Beyond Sacred: Voices of Muslim Identity

By Ronny Reyes and Demi Guo

It was, as Managing Director Bruce Allardice put it, the “tenor of the times.”

The theatre piece, “Beyond Sacred, Voices of Muslim Identity,” which premiered under director Ping Chong last year, is coming to Stony Brook University’s Charles B. Wang Center on April 6, officials in charge of the event said.

With a performance based on interviews of various characters who identify with the Muslim culture or religion, the show is meant to promote the diversity of Islamic culture.

“We live in a time of rising Islamophobia,” Allardice, who as producer has managed bookkeeping since the show’s premiere at the LaGuardia Performing Arts Center last year, said, “and much of that is rooted in the ignorance of Islam in America.”
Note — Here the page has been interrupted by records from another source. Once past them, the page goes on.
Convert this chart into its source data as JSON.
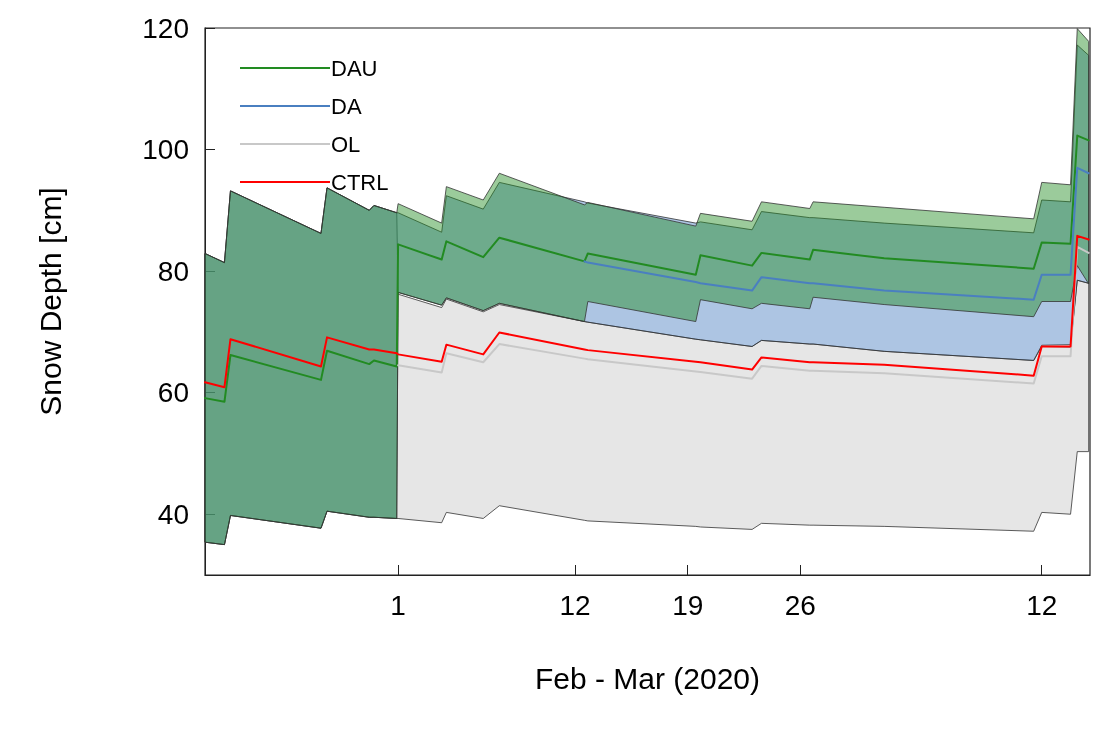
{
  "chart_data": {
    "type": "line",
    "xlabel": "Feb - Mar (2020)",
    "ylabel": "Snow Depth [cm]",
    "x": [
      "2020-01-20",
      "2020-01-21T05:00",
      "2020-01-21T14:00",
      "2020-01-27T05:00",
      "2020-01-27T14:00",
      "2020-01-30T05:00",
      "2020-01-30T12:00",
      "2020-01-31T22:00",
      "2020-02-01",
      "2020-02-03T17:00",
      "2020-02-04",
      "2020-02-06T07:00",
      "2020-02-07T07:00",
      "2020-02-12T14:00",
      "2020-02-12T19:00",
      "2020-02-19T12:00",
      "2020-02-19T19:00",
      "2020-02-23",
      "2020-02-23T14:00",
      "2020-02-26T14:00",
      "2020-02-26T19:00",
      "2020-03-02T05:00",
      "2020-03-11T12:00",
      "2020-03-12",
      "2020-03-13T19:00",
      "2020-03-14T05:00",
      "2020-03-14T22:00"
    ],
    "xlim": [
      "2020-01-20",
      "2020-03-15"
    ],
    "xticks": [
      {
        "value": "2020-02-01",
        "label": "1"
      },
      {
        "value": "2020-02-12",
        "label": "12"
      },
      {
        "value": "2020-02-19",
        "label": "19"
      },
      {
        "value": "2020-02-26",
        "label": "26"
      },
      {
        "value": "2020-03-12",
        "label": "12"
      }
    ],
    "ylim": [
      30,
      120
    ],
    "yticks": [
      40,
      60,
      80,
      100,
      120
    ],
    "legend": "top left",
    "marker": "none",
    "line_style": "solid",
    "series": [
      {
        "name": "DAU",
        "color": "#228b22",
        "values": [
          59.1,
          58.5,
          66.2,
          62.1,
          66.9,
          64.7,
          65.3,
          64.3,
          84.4,
          81.9,
          84.9,
          82.3,
          85.5,
          81.6,
          82.9,
          79.4,
          82.6,
          80.9,
          83,
          81.9,
          83.5,
          82.1,
          80.4,
          84.7,
          84.5,
          102.3,
          101.5
        ],
        "lower": [
          35.4,
          35,
          39.8,
          37.7,
          40.5,
          39.5,
          39.5,
          39.3,
          76.5,
          74.4,
          75.6,
          73.5,
          74.7,
          71.7,
          75,
          71.7,
          75.3,
          73.8,
          74.7,
          73.8,
          75.7,
          74.5,
          72.5,
          75,
          75,
          80.9,
          77.9
        ],
        "upper": [
          82.9,
          81.4,
          93.2,
          86.2,
          93.7,
          90,
          90.8,
          89.6,
          91.1,
          87.9,
          93.9,
          91.7,
          96.1,
          90.9,
          91.3,
          87.4,
          89.5,
          88.2,
          91.4,
          90.3,
          91.4,
          90.5,
          88.6,
          94.6,
          94.2,
          119.9,
          117.8
        ]
      },
      {
        "name": "DA",
        "color": "#4a7fc0",
        "values": [
          null,
          null,
          null,
          null,
          null,
          null,
          null,
          null,
          null,
          null,
          null,
          null,
          null,
          81.6,
          81.4,
          78.2,
          78,
          76.8,
          79,
          78,
          78,
          76.8,
          75.3,
          79.4,
          79.4,
          97,
          96.1
        ],
        "lower": [
          35.4,
          35,
          39.8,
          37.7,
          40.5,
          39.5,
          39.5,
          39.3,
          76.5,
          74.4,
          75.6,
          73.5,
          74.7,
          71.7,
          71.6,
          68.8,
          68.7,
          67.6,
          68.6,
          68,
          68,
          66.8,
          65.3,
          67.8,
          67.9,
          78.5,
          78
        ],
        "upper": [
          82.9,
          81.4,
          93.2,
          86.2,
          93.7,
          90,
          90.8,
          89.6,
          89.6,
          86.4,
          92.4,
          90.2,
          94.6,
          91.4,
          91.2,
          87.9,
          88.1,
          86.8,
          89.8,
          88.8,
          88.8,
          87.9,
          86.3,
          91.7,
          91.4,
          117.2,
          115.5
        ]
      },
      {
        "name": "OL",
        "color": "#c8c8c8",
        "values": [
          null,
          null,
          null,
          null,
          null,
          null,
          null,
          null,
          64.5,
          63.3,
          66.5,
          65,
          68,
          65.6,
          65.5,
          63.5,
          63.4,
          62.3,
          64.4,
          63.6,
          63.6,
          63.2,
          61.5,
          66,
          66,
          84,
          83
        ],
        "lower": [
          35.4,
          35,
          39.8,
          37.7,
          40.5,
          39.5,
          39.5,
          39.3,
          39.3,
          38.6,
          40.3,
          39.3,
          41.4,
          39,
          38.9,
          38,
          37.9,
          37.5,
          38.5,
          38.2,
          38.2,
          38,
          37.2,
          40.3,
          40,
          50.3,
          50.3
        ],
        "upper": [
          82.9,
          81.4,
          93.2,
          86.2,
          93.7,
          90,
          90.8,
          89.6,
          76.2,
          74,
          75.4,
          73.3,
          74.5,
          71.7,
          71.6,
          68.8,
          68.7,
          67.6,
          68.6,
          68,
          68,
          66.8,
          65.3,
          67.6,
          67.5,
          78.5,
          78
        ]
      },
      {
        "name": "CTRL",
        "color": "#ff0000",
        "values": [
          61.7,
          60.9,
          68.8,
          64.3,
          69.1,
          67.1,
          67.1,
          66.5,
          66.3,
          65.1,
          67.9,
          66.3,
          69.9,
          67.1,
          67,
          65.1,
          65,
          63.8,
          65.8,
          65,
          65,
          64.6,
          62.8,
          67.6,
          67.6,
          85.8,
          85.2
        ]
      }
    ]
  }
}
“Events like this help us to be able to find commonality and our embrace difference,” Sanaa Nadim, the Chaplain of Stony Brook University’s Muslim Students Association (MSA), said.

Nadim, who grew up in America as a Muslim woman, explained that projects like “Beyond Sacred” help bring out the voices of people who know what it’s like to grow up and find their faith in Islam.

As Chaplain, Nadim often holds meetings and conversations every Wednesday with both Muslim and non-Muslim students to talk about current events.

“Recently we talked about having patience and building bridges with the different communities around us,” Nadim said.

Building bridges between Muslims and non-Muslims is the main theme around the grant funding program held by the Doris Duke Foundation for Islamic Art, which granted $150,000 for 2015 and 2016 to Ping Chong & Company’s “Beyond Sacred” performance, Doris Duke Charitable Foundation (DDCF) officials said.

“Their performance of these real stories of young people in New York and LaGuardia are clear and impactful,” Zeyba Rahman, senior program officer for the DDCF’s Building Bridges Program, said.      

As a member of the audience during a “Beyond Sacred” performance, she said she noticed the strong emotional reaction of the audience, something that Ping Chong & Company is known for, Rahman added.  

Jinyoung Jin, the director of the cultural program at the Wang Center, said that she chose this particular show to add diversity. While there was an exhibit on Iranian culture, she said, she wanted to expand even more from the Wang Center’s focus on East Asian culture. “Beyond Sacred” would be the first show on the subject of Islam and culture further towards the west.
The Wang Center Theater, which will hold the event, has a full capacity of 239 seats. “We’re hoping for a full house,” Jin said.